Never lose sight of the fact that the whole point of following the conversational framework to understand your audience is to amp up your conversational IQ. When you’re proactive in using all the data you collect, you’ll be able to create a website and marketing collateral your audience will love interacting with. 

Plus, personalized product recommendations increase the average order value by 369%:

Interesting, right?

This is the output you should expect at this stage. When you understand and engage your audience, you can send them personalized product recommendations they can’t say no to. This is the beauty of conversational design. You communicate with the customers at an individual level; you don’t send a single product to everyone—you send product information based on visitors’ interaction history with your company.

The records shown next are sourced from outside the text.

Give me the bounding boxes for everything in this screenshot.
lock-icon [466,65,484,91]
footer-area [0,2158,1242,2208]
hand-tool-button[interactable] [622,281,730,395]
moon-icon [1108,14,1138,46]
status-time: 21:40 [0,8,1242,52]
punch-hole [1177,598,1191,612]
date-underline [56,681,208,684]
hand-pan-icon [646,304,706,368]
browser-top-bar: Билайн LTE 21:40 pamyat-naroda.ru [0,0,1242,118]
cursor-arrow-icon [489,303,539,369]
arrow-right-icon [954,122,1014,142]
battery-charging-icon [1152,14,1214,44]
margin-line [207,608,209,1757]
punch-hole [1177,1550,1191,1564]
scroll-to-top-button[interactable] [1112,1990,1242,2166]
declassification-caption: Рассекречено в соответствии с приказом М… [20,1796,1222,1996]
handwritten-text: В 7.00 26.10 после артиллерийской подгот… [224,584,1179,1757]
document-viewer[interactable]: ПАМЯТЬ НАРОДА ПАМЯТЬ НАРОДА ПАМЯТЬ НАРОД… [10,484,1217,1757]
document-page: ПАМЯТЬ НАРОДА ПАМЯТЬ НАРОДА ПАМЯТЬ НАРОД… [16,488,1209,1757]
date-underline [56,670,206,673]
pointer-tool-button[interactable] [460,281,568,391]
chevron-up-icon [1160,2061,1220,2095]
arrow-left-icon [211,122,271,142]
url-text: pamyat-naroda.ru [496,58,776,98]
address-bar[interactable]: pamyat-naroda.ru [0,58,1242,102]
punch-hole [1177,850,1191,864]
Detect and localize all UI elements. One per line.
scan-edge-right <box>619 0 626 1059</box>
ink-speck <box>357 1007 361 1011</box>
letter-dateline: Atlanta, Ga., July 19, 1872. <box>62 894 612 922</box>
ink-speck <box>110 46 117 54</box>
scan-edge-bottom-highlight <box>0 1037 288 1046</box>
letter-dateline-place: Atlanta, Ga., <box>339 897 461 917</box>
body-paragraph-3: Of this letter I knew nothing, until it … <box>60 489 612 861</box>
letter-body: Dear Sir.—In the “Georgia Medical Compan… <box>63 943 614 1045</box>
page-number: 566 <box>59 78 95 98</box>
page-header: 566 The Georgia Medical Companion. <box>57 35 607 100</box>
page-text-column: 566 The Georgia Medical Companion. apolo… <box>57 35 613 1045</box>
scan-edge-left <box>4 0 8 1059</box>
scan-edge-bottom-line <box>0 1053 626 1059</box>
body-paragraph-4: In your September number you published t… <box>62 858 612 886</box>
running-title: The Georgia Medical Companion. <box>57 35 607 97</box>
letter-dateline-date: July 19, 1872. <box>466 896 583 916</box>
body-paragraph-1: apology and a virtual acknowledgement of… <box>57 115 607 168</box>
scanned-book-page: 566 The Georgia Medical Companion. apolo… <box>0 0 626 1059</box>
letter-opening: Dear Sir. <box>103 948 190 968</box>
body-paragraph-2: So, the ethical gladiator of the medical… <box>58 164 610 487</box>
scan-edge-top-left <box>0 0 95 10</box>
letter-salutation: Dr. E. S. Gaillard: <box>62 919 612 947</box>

Here’s an example from Belk that reminds its customers to restock their K-cups based on their purchase cycle:

Do be aware that conversational design isn’t all about product recommendations; you can also recommend content based on what customers have read or liked in the past. Once you have the data and you know your customers individually, the sky’s the limit.

Final Thoughts

The way you engage and interact with your ideal customers will define your company’s future. You have to understand that you are living in an era where personalization is the key to success. And delivering a personalized, memorable experience is at the heart of positioning conversationally.

It’s time to follow this simple rule: engage, inform, transform, and repeat. Consider what set of words, inputs, outputs, and information bring people into a conversation with your brand—and then give them what they want.